In his talk “Preventing Complications and Improving Outcome in Orthopedic Procedures,” Dr. Rosenberg addressed the role anesthesiologists can play in improving outcomes in patients undergoing orthopedic surgery. Using recent data on patients undergoing hip and knee surgery, Dr. Rosenberg indicated that neuraxial anesthesia techniques are associated with a lower incidence of perioperative complications than general anesthesia. Regional anesthesia for radius fracture repair is associated with less pain and better range of motion at three months, as is spinal anesthesia for ankle fracture. He also mentioned that recent data on postoperative visual loss indicate that it may be more frequent in males, obese patients, longer procedures, operations with greater blood loss, use of the Wilson frame and with less use of colloids.
Dr. O’Connor presented “Learning From Medical Accidents,” which concerned the scholarship of medical accidents. He reviewed the literature from medicine and other domains, which shows that medical accidents have multiple causes. Dr. O’Connor talked about how the problem of hindsight bias focuses the attention of journalists and regulators on the performance of practitioners, thus preventing them from seeing and understanding all of the other causes of accidents. Such a focus on practitioner performance in turn generates responses to accidents that fail to address most of their causes – and often their most important causes.

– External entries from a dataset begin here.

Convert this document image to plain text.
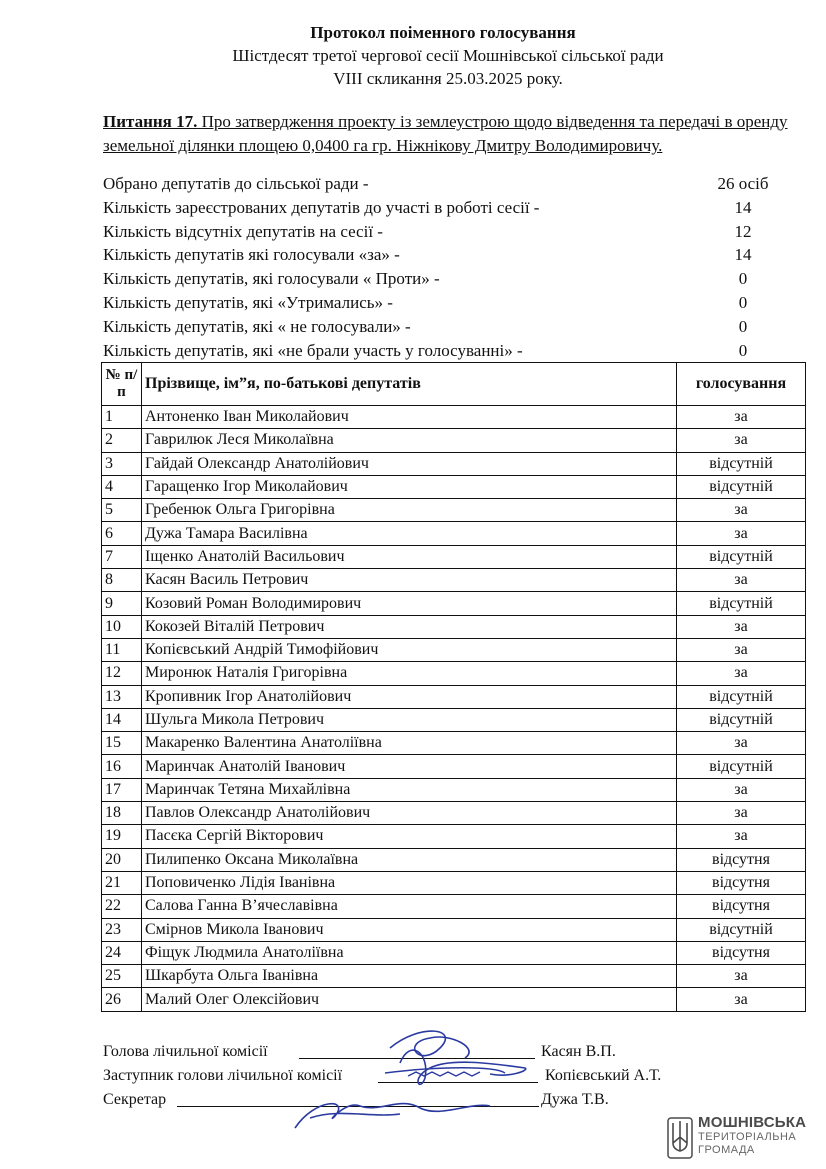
Протокол поіменного голосування
Шістдесят третої чергової сесії Мошнівської сільської ради
VIII скликання 25.03.2025 року.
Питання 17. Про затвердження проекту із землеустрою щодо відведення та передачі в оренду земельної ділянки площею 0,0400 га гр. Ніжнікову Дмитру Володимировичу.
Обрано депутатів до сільської ради -	26 осіб
Кількість зареєстрованих депутатів до участі в роботі сесії -	14
Кількість відсутніх депутатів на сесії -	12
Кількість депутатів які голосували «за» -	14
Кількість депутатів, які голосували « Проти» -	0
Кількість депутатів, які «Утримались» -	0
Кількість депутатів, які « не голосували» -	0
Кількість депутатів, які «не брали участь у голосуванні» -	0
№ п/п	Прізвище, ім”я, по-батькові депутатів	голосування
1	Антоненко Іван Миколайович	за
2	Гаврилюк Леся Миколаївна	за
3	Гайдай Олександр Анатолійович	відсутній
4	Гаращенко Ігор Миколайович	відсутній
5	Гребенюк Ольга Григорівна	за
6	Дужа Тамара Василівна	за
7	Іщенко Анатолій Васильович	відсутній
8	Касян Василь Петрович	за
9	Козовий Роман Володимирович	відсутній
10	Кокозей Віталій Петрович	за
11	Копієвський Андрій Тимофійович	за
12	Миронюк Наталія Григорівна	за
13	Кропивник Ігор Анатолійович	відсутній
14	Шульга Микола Петрович	відсутній
15	Макаренко Валентина Анатоліївна	за
16	Маринчак Анатолій Іванович	відсутній
17	Маринчак Тетяна Михайлівна	за
18	Павлов Олександр Анатолійович	за
19	Пасєка Сергій Вікторович	за
20	Пилипенко Оксана Миколаївна	відсутня
21	Поповиченко Лідія Іванівна	відсутня
22	Салова Ганна В’ячеславівна	відсутня
23	Смірнов Микола Іванович	відсутній
24	Фіщук Людмила Анатоліївна	відсутня
25	Шкарбута Ольга Іванівна	за
26	Малий Олег Олексійович	за
Голова лічильної комісії	Касян В.П.
Заступник голови лічильної комісії	Копієвський А.Т.
Секретар	Дужа Т.В.
МОШНІВСЬКА
ТЕРИТОРІАЛЬНА
ГРОМАДА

Strong Presence in the Exhibit Hall
ASA also was well represented in the exhibit hall at Euroanaesthesia 2013. The ASA booth received considerable attention from scores of attendees. ASA representatives in the booth reported that the Society’s recent efforts to brand ASA and promote the ASA annual meeting to the global marketplace are clearly paying off.

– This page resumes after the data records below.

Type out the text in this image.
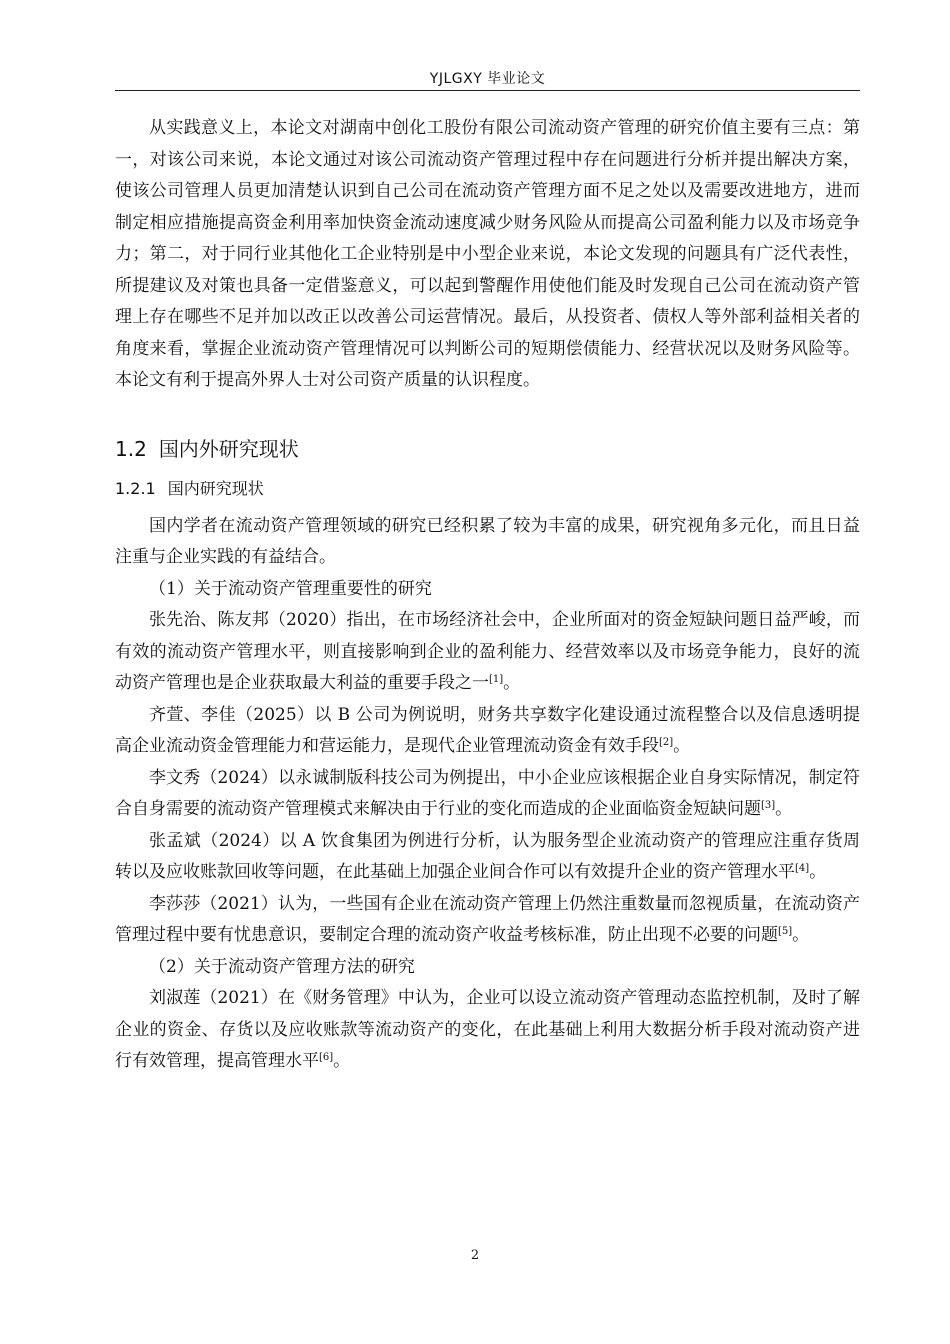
YJLGXY 毕业论文

从实践意义上，本论文对湖南中创化工股份有限公司流动资产管理的研究价值主要有三点：第一，对该公司来说，本论文通过对该公司流动资产管理过程中存在问题进行分析并提出解决方案，使该公司管理人员更加清楚认识到自己公司在流动资产管理方面不足之处以及需要改进地方，进而制定相应措施提高资金利用率加快资金流动速度减少财务风险从而提高公司盈利能力以及市场竞争力；第二，对于同行业其他化工企业特别是中小型企业来说，本论文发现的问题具有广泛代表性，所提建议及对策也具备一定借鉴意义，可以起到警醒作用使他们能及时发现自己公司在流动资产管理上存在哪些不足并加以改正以改善公司运营情况。最后，从投资者、债权人等外部利益相关者的角度来看，掌握企业流动资产管理情况可以判断公司的短期偿债能力、经营状况以及财务风险等。本论文有利于提高外界人士对公司资产质量的认识程度。

1.2 国内外研究现状
1.2.1 国内研究现状

国内学者在流动资产管理领域的研究已经积累了较为丰富的成果，研究视角多元化，而且日益注重与企业实践的有益结合。

（1）关于流动资产管理重要性的研究

张先治、陈友邦（2020）指出，在市场经济社会中，企业所面对的资金短缺问题日益严峻，而有效的流动资产管理水平，则直接影响到企业的盈利能力、经营效率以及市场竞争能力，良好的流动资产管理也是企业获取最大利益的重要手段之一[1]。

齐萱、李佳（2025）以 B 公司为例说明，财务共享数字化建设通过流程整合以及信息透明提高企业流动资金管理能力和营运能力，是现代企业管理流动资金有效手段[2]。

李文秀（2024）以永诚制版科技公司为例提出，中小企业应该根据企业自身实际情况，制定符合自身需要的流动资产管理模式来解决由于行业的变化而造成的企业面临资金短缺问题[3]。

张孟斌（2024）以 A 饮食集团为例进行分析，认为服务型企业流动资产的管理应注重存货周转以及应收账款回收等问题，在此基础上加强企业间合作可以有效提升企业的资产管理水平[4]。

李莎莎（2021）认为，一些国有企业在流动资产管理上仍然注重数量而忽视质量，在流动资产管理过程中要有忧患意识，要制定合理的流动资产收益考核标准，防止出现不必要的问题[5]。

（2）关于流动资产管理方法的研究

刘淑莲（2021）在《财务管理》中认为，企业可以设立流动资产管理动态监控机制，及时了解企业的资金、存货以及应收账款等流动资产的变化，在此基础上利用大数据分析手段对流动资产进行有效管理，提高管理水平[6]。

2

“ASA’s participation in the ESA Annual Scientific Meeting enabled ASA staff and leadership the opportunity to meet physicians from all over the world who – if they were not already ASA members – were interested in becoming members. We were excited to learn that many of them will be attending our annual meeting in San Francisco this year or the 2014 meeting in New Orleans,” said ASA CEO Paul Pomerantz, who along with Chris Wehking, ASA’s Director of Meetings and Exhibits, and Sara Moser, ASA’s Director of Corporate Development, also spent quality time with corporate executives from industry.
At the ANESTHESIOLOGY™ 2013 annual meeting in San Francisco, which is appropriately themed “Global Partners in Quality Outcomes and Patient Safety,” on Monday, October 14, ESA members will present their panel on “Harmonizing Anesthesiology as a Specialty in Europe.” ESA panel speakers include ESA President Professor Eberhard F. Kochs, M.D., (Germany), ESA Secretary Professor Andreas Hoeft, M.D. (Belgium), Professor Stefan De Hert, M.D., Chair, ESA Scientific Committee (Belgium), and ESA President-Elect Professor Daniela Filipescu, M.D. (Romania).